Tennessee Coach Company - Addendum

Addendum

In 1968 the Holiday Inns of America, based in Memphis, Tennessee, bought the Transcontinental Bus System (the Continental Trailways), then later renamed it as the Trailways, Inc., TWI.

In 1979 the Holiday Inns sold the TWI to a private investor, Henry Lea Hillman Sr., of Pittsburgh, Pennsylvania.

In 1987 The Greyhound Corporation, the original umbrella Greyhound firm, which had become widely diversified far beyond transportation, sold its entire highway-coach operating business (its core bus business) to a new company named as the Greyhound Lines, Inc., GLI, based in Dallas, Texas.

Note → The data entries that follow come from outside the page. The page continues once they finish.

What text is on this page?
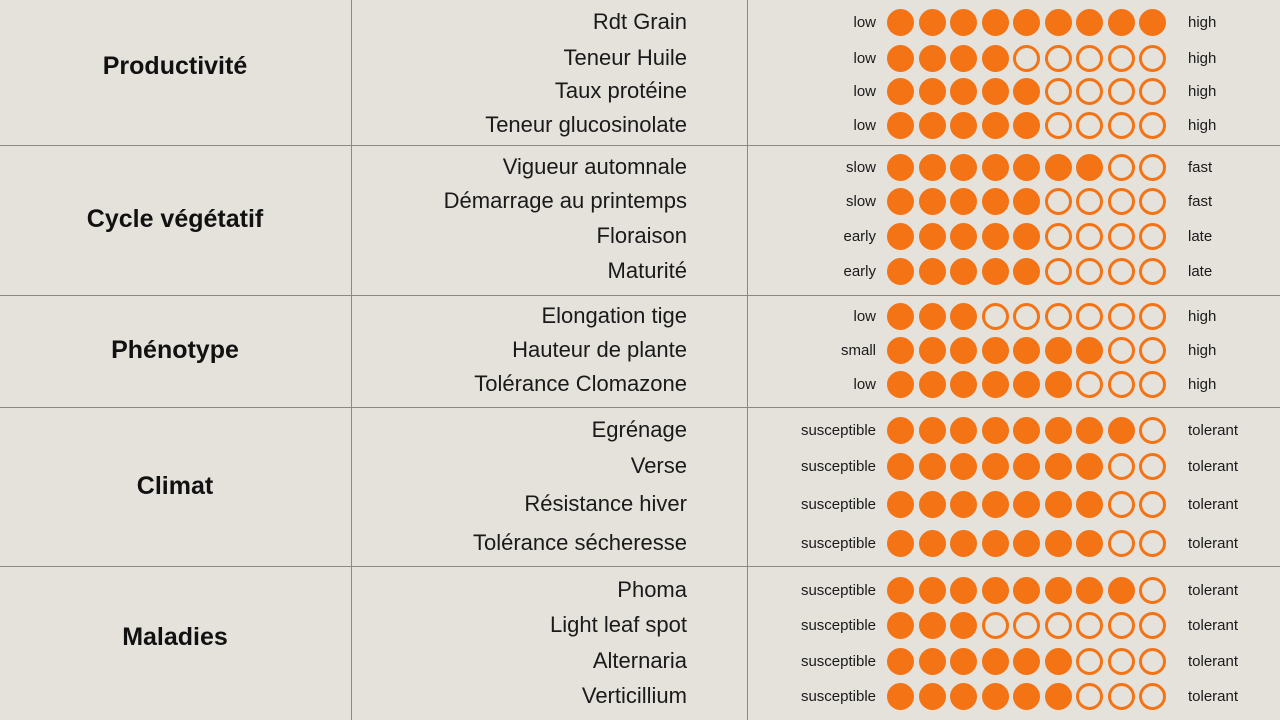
Productivité
Rdt Grain	low	high
Teneur Huile	low	high
Taux protéine	low	high
Teneur glucosinolate	low	high
Cycle végétatif
Vigueur automnale	slow	fast
Démarrage au printemps	slow	fast
Floraison	early	late
Maturité	early	late
Phénotype
Elongation tige	low	high
Hauteur de plante	small	high
Tolérance Clomazone	low	high
Climat
Egrénage	susceptible	tolerant
Verse	susceptible	tolerant
Résistance hiver	susceptible	tolerant
Tolérance sécheresse	susceptible	tolerant
Maladies
Phoma	susceptible	tolerant
Light leaf spot	susceptible	tolerant
Alternaria	susceptible	tolerant
Verticillium	susceptible	tolerant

The buyer was a separate, independent, unrelated firm, which was the property of a group of private investors under the promotion of Fred Currey, a former executive of the Continental Trailways (later renamed as the Trailways, Inc., TWI, also based in Dallas), which was the largest member company in the National Trailways trade association.

Later in that same year, 1987, the Greyhound Lines, Inc., the GLI, the new firm based in Dallas, further bought the Trailways, Inc., the TWI, its largest competitor, and merged it into the GLI.

The lenders and the other investors of the GLI ousted Fred Currey as the chief executive officer after the firm went into bankruptcy in 1990.

The GLI has continued to experience difficulties and lackluster performance under a succession of new owners and new executives, while continuing to reduce its level of service. The reductions consist of hauling fewer passengers aboard fewer coaches on fewer trips along fewer routes with fewer stops in fewer communities in fewer states, doing so on fewer days (that is, increasingly operating some trips fewer than seven days per week), and using fewer through-coaches, thus requiring passengers to make more transfers (from one coach to another).

Now a few pieces of the Tennessee Coach Company still exist, but only as unrecognizable parts of the Greyhound Lines.